A population-based study of more than 52,000 Norwegian men and women suggests that sleepless nights may increase the risk of a heart attack.
People who struggled to fall or stay asleep almost every night were 30% to 45% more likely to have an acute MI, Lars E. Laugsand, MD, of the Norwegian University of Science and Technology in Trondheim, and colleagues found.
The more insomnia symptoms reported, the higher the risk (P=0.003 for trend), they wrote in Circulation: Journal of the American Heart Association.
Although the observation suggests just moderate relative risks, the authors estimated that insomnia may affect as many as one third of adults and symptoms are easily recognizable.
"Therefore, evaluation of insomnia might provide additional information in clinical risk assessment that could be useful in cardiovascular prevention," they suggested in the paper.
Management can be as simple as following sleep hygiene recommendations, although targeted pharmacological and nonpharmacological therapies may be needed to help with chronic insomnia, the researchers pointed out.
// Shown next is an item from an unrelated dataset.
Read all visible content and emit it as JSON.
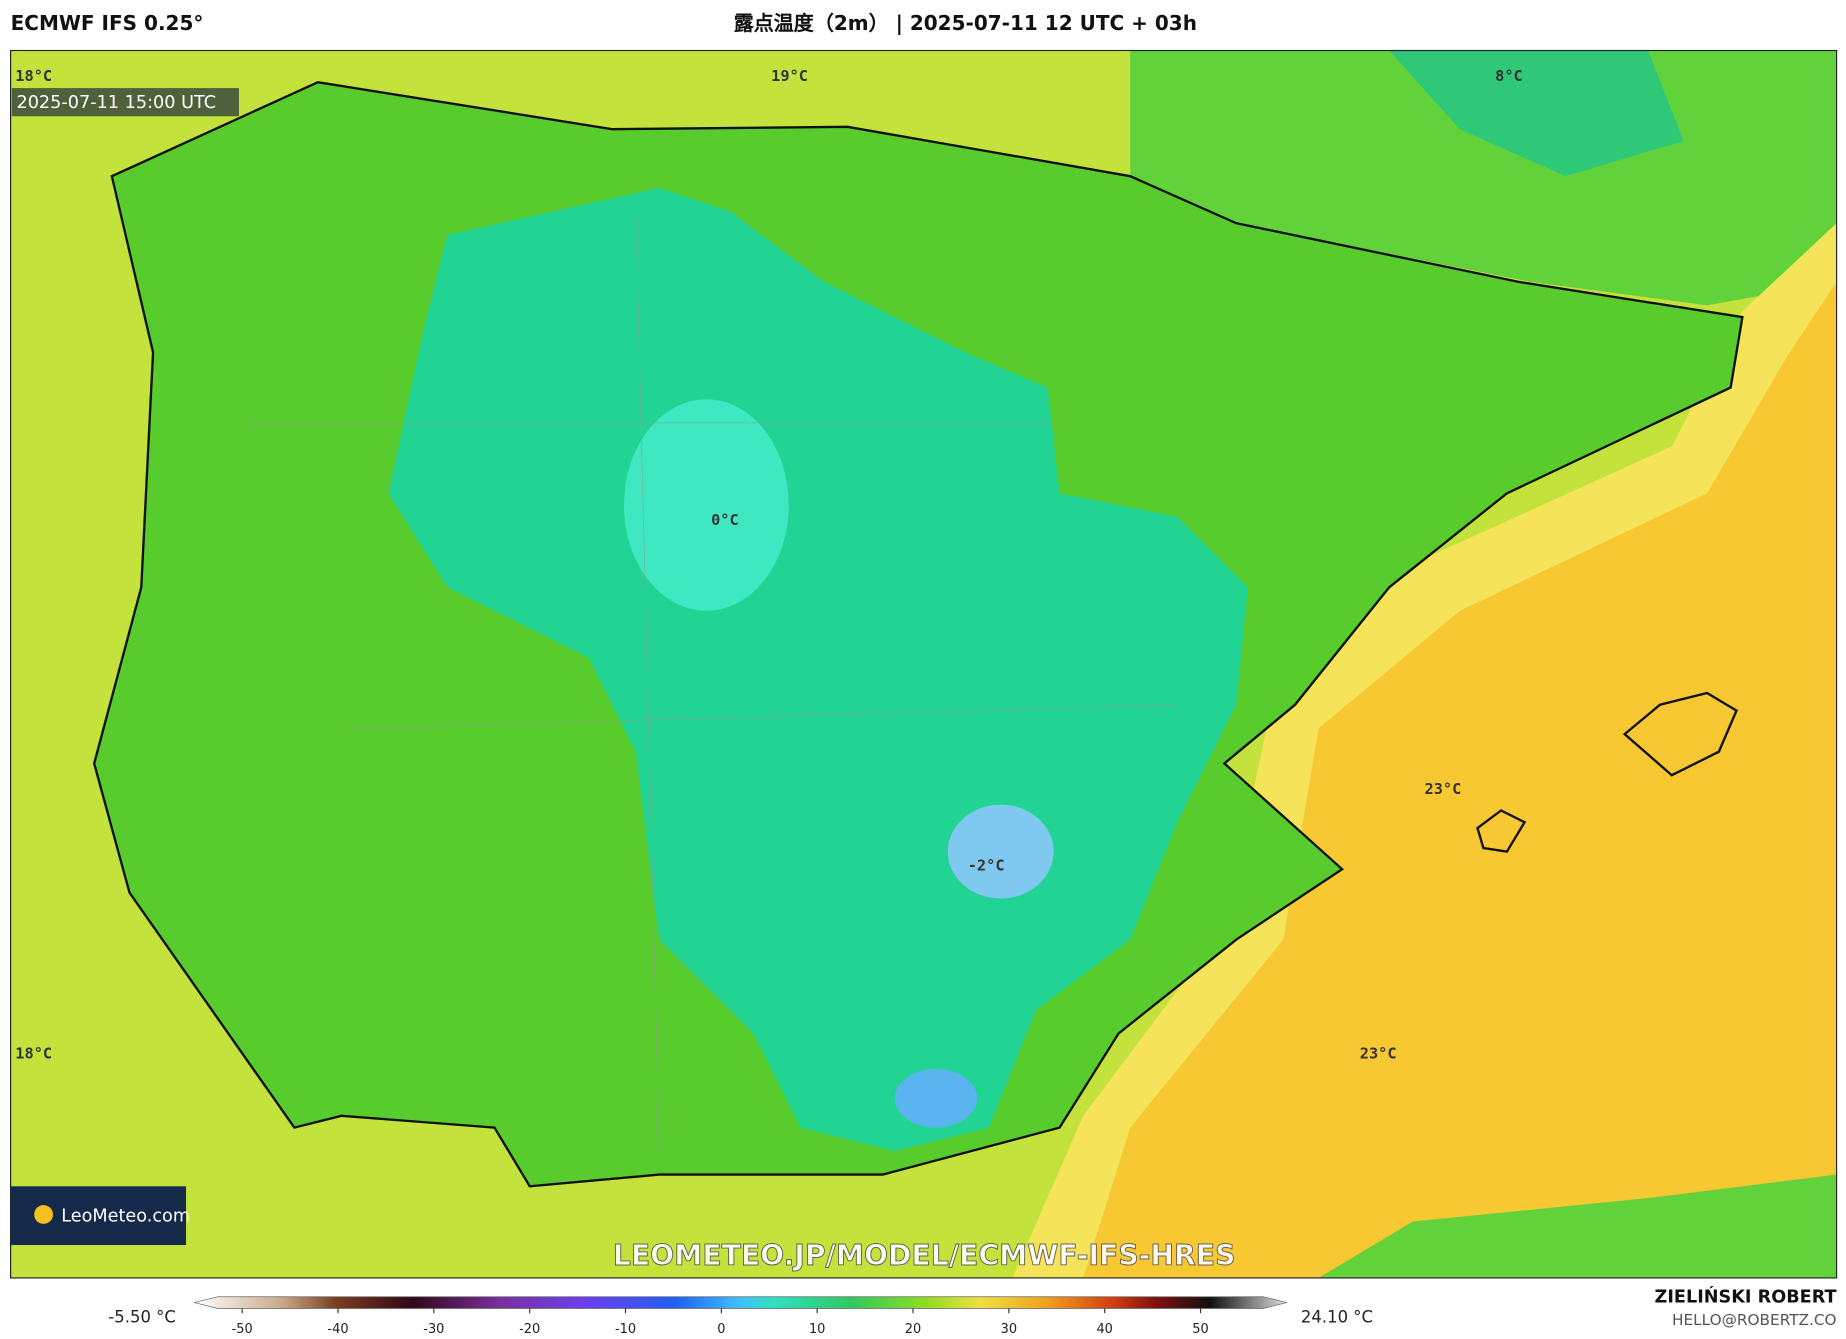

They analyzed questionnaire responses from 52,610 men and women living in a single county in Norway and followed for acute MI through national hospital and vital status registries in the Nord-Tr√łndelag Health Study.
During 11.4 years of follow-up, 2,368 incident acute MIs were recorded.
Difficulties initiating sleep almost every night were reported at baseline by 3.3% of the participants; trouble maintaining sleep almost every night by 2.5%; and nonrestorative sleep more than once a week by 8.0%.
People who struggled to fall asleep almost every night were 45% more likely to have an acute MI (adjusted hazard ratio 1.45, 95% confidence interval 1.18 to 1.80) compared with those who never experienced this sleep problem.
Trouble staying asleep nearly every night was associated with 30% elevated risk (adjusted HR 1.30, 95% CI 1.03 to 1.57).
Nonrestorative sleep two or more times a week predicted 27% elevated risk of acute MI (adjusted HR 1.27, 95% CI 1.03 to 1.57).
These results had been adjusted for age, sex, education, shift work, marital status, depression, anxiety, and heart disease risk factors, such as smoking and physical activity.
Sensitivity analyses further excluding the first five years of follow-up, acute MI not hospital verified, and those with chronic somatic disorders didn't have much impact.
Potential mechanisms include common risk factors between sleep disorders and heart disease, such as increased sympathetic activation and high blood pressure, they noted.
Sleep apnea, which is well-established as a cardiovascular disorder, wasn't assessed.